By contrast, the S&P 500 is weighted. Each company in the 500 index is given a placement by market capitalization, which is stock price times the number of shares outstanding. So S&P 500 stocks have an impact on their index in proportion to their importance in financial markets.

"In terms of popularity, the Dow usually turns up on the 6 o'clock news," says David Blitzer, chief economist for Standard & Poor's Corp. Much of the Dow's success is "happenstance," he says. "The first guy in gets a solid foothold, and it's hard to dislodge that person."

Most indexes tend to move in the same direction, Mr. Blitzer says.

Still, there is no denying the Dow's success, says Roger May, a Dow Jones spokesman. The index has become a symbol throughout the world for the US stock market, he notes.

For most of its early history, the Dow remained in a relatively static trading range - although there were many ups and downs along the way. Generally, however, the index stayed under 300 points. The Dow had a huge upward run in the 1920s, but then tumbled terribly in the infamous 1929 crash. The Dow did not exceed its 1920s high until 1954. But starting in the 1970s, the Dow began ratcheting upwards, breaking through the 1,000 point barrier in 1972; 2,000 in 1987; 3,000 in 1991; 4,000 in early 1995; and 5,000 last Nov. 21.

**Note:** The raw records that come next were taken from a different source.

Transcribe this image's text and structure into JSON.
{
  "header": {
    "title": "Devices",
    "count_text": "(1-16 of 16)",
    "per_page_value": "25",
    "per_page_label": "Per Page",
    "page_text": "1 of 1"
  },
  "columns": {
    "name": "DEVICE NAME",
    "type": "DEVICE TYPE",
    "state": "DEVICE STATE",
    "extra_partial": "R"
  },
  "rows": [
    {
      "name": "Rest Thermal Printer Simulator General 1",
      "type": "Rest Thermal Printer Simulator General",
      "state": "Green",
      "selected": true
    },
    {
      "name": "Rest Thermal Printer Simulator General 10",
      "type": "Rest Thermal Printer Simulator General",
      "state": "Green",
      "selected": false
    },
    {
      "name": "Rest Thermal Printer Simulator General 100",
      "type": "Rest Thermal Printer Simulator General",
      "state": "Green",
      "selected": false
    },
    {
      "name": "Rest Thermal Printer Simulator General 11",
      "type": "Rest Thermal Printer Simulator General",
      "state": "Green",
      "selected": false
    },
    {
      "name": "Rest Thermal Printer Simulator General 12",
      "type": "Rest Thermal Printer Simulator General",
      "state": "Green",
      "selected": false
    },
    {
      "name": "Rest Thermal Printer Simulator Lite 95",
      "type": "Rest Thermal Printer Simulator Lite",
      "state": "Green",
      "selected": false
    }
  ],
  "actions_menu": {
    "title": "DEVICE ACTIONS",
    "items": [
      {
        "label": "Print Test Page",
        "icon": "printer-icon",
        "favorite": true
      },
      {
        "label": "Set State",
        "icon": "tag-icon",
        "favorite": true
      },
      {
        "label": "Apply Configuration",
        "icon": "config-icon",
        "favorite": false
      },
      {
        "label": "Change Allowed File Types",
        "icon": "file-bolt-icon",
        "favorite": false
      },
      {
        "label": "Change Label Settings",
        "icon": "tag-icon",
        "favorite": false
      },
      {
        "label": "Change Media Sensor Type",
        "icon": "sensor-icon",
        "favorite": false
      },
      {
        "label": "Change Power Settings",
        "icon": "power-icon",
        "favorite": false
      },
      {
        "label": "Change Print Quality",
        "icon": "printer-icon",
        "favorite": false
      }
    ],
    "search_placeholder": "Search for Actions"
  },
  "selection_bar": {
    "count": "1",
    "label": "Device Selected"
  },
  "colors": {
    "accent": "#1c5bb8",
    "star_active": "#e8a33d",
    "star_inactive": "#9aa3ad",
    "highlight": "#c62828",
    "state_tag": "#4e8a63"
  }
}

Some analysts believe the Dow will move through 6,000 points this year. The Dow is currently at the 5,700 point level.

Many people believe the worst stock-market downturn occurred on Oct. 28, 1929, a date often considered the start of the Great Depression. That day the Dow shed 38.33 points, or 12.82 percent. In fact, the "worst" single-day downturn occurred in our own era, on Oct. 19, 1987, when the Dow shed 508 points and the index plummeted 22.61 percent. But the market recovered quickly.

Four Dow indexes

The DJIA is one of four indexes of the US market published by Dow Jones. There is also a utilities index, a transportation index, and a composite index.

On Jan. 5, 1993 the company introduced the Dow Jones World Stock Index, which is a weighted index measuring global market performance in 28 countries. John Prestbo, editor of the Dow Jones World Stock Index, says his company plans to introduce "real-time" (that is, split-second) computerized updating of the world index "sometime this year."